デバイス上で完結する画像アップスケールの仕組み
このツールでできること
ラスター画像のピクセル寸法を2倍(2x)または4倍(4x)に拡大します。既存のピクセルを単純に複製するのではなく、複数パスのリサンプリングエンジンが周囲のピクセルの加重平均から新しいピクセルを一つずつ計算します。これはLanczos系の手法で、エッジをくっきりと保ち、グラデーションを滑らかに引き伸ばすため、ブロック状の荒れやギザギザの階段状ノイズが出にくくなります。
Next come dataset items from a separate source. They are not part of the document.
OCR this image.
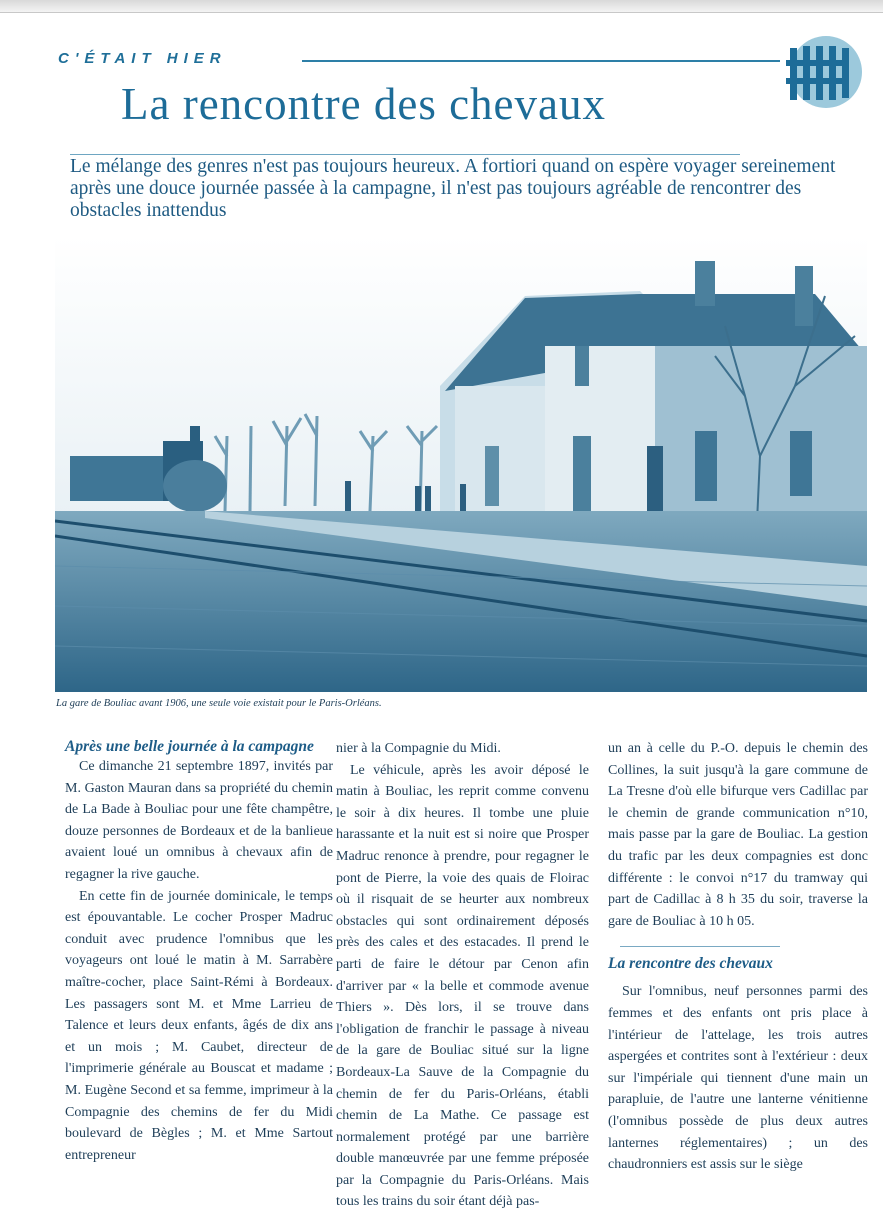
C'ÉTAIT HIER
La rencontre des chevaux
Le mélange des genres n'est pas toujours heureux. A fortiori quand on espère voyager sereinement après une douce journée passée à la campagne, il n'est pas toujours agréable de rencontrer des obstacles inattendus
La gare de Bouliac avant 1906, une seule voie existait pour le Paris-Orléans.
Après une belle journée à la campagne

Ce dimanche 21 septembre 1897, invités par M. Gaston Mauran dans sa propriété du chemin de La Bade à Bouliac pour une fête champêtre, douze personnes de Bordeaux et de la banlieue avaient loué un omnibus à chevaux afin de regagner la rive gauche.

En cette fin de journée dominicale, le temps est épouvantable. Le cocher Prosper Madruc conduit avec prudence l'omnibus que les voyageurs ont loué le matin à M. Sarrabère maître-cocher, place Saint-Rémi à Bordeaux. Les passagers sont M. et Mme Larrieu de Talence et leurs deux enfants, âgés de dix ans et un mois ; M. Caubet, directeur de l'imprimerie générale au Bouscat et madame ; M. Eugène Second et sa femme, imprimeur à la Compagnie des chemins de fer du Midi boulevard de Bègles ; M. et Mme Sartout entrepreneur

nier à la Compagnie du Midi.

Le véhicule, après les avoir déposé le matin à Bouliac, les reprit comme convenu le soir à dix heures. Il tombe une pluie harassante et la nuit est si noire que Prosper Madruc renonce à prendre, pour regagner le pont de Pierre, la voie des quais de Floirac où il risquait de se heurter aux nombreux obstacles qui sont ordinairement déposés près des cales et des estacades. Il prend le parti de faire le détour par Cenon afin d'arriver par « la belle et commode avenue Thiers ». Dès lors, il se trouve dans l'obligation de franchir le passage à niveau de la gare de Bouliac situé sur la ligne Bordeaux-La Sauve de la Compagnie du chemin de fer du Paris-Orléans, établi chemin de La Mathe. Ce passage est normalement protégé par une barrière double manœuvrée par une femme préposée par la Compagnie du Paris-Orléans. Mais tous les trains du soir étant déjà pas-

un an à celle du P.-O. depuis le chemin des Collines, la suit jusqu'à la gare commune de La Tresne d'où elle bifurque vers Cadillac par le chemin de grande communication n°10, mais passe par la gare de Bouliac. La gestion du trafic par les deux compagnies est donc différente : le convoi n°17 du tramway qui part de Cadillac à 8 h 35 du soir, traverse la gare de Bouliac à 10 h 05.

La rencontre des chevaux

Sur l'omnibus, neuf personnes parmi des femmes et des enfants ont pris place à l'intérieur de l'attelage, les trois autres aspergées et contrites sont à l'extérieur : deux sur l'impériale qui tiennent d'une main un parapluie, de l'autre une lanterne vénitienne (l'omnibus possède de plus deux autres lanternes réglementaires) ; un des chaudronniers est assis sur le siège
任意の「強調とシャープ化」パスを有効にすると、拡大後の結果にシャープネスフィルターがかかり、細部とエッジのコントラストが持ち上がります。単に大きいだけでなく、より鮮明に見える仕上がりになります。
使いどころ
アップスケールが効くのは、元画像が用途に対して単純に小さすぎる場面です。全幅バナーに載せたい商品サムネイル、古いプロフィール写真、大きくトリミングした画像、低解像度のスクリーンショットなどが典型例です。手早く程よく大きくしたいときは2x、元がごく小さく大幅な拡大が必要なときは4xを選びます。
具体例
500x500の画像を入力すると、2xでは1000x1000、4xでは2000x2000になります。元画像と結果の寸法は横並びで表示されるため、ダウンロード前に新しいサイズを確認できます。同じ500x500に「強調とシャープ化」を適用すると、フィルターなしのリサンプリングよりエッジの解像感がはっきり戻ります。
対応形式・上限・想定される結果
入力はJPG・PNG・WebPで、最大10MBまで対応します。結果は透過と最高画質を保つPNG、またはファイルサイズを抑えるJPGとして保存できます。処理を軽快に保つため、最長辺が作業上限を超える画像はいったんその上限まで縮小してから拡大します。なお、リサンプリングはあくまで妥当なピクセルを再構成するもので、大きくぼけた画像や強く圧縮された元画像が記録しなかった情報まで取り戻すことはできません。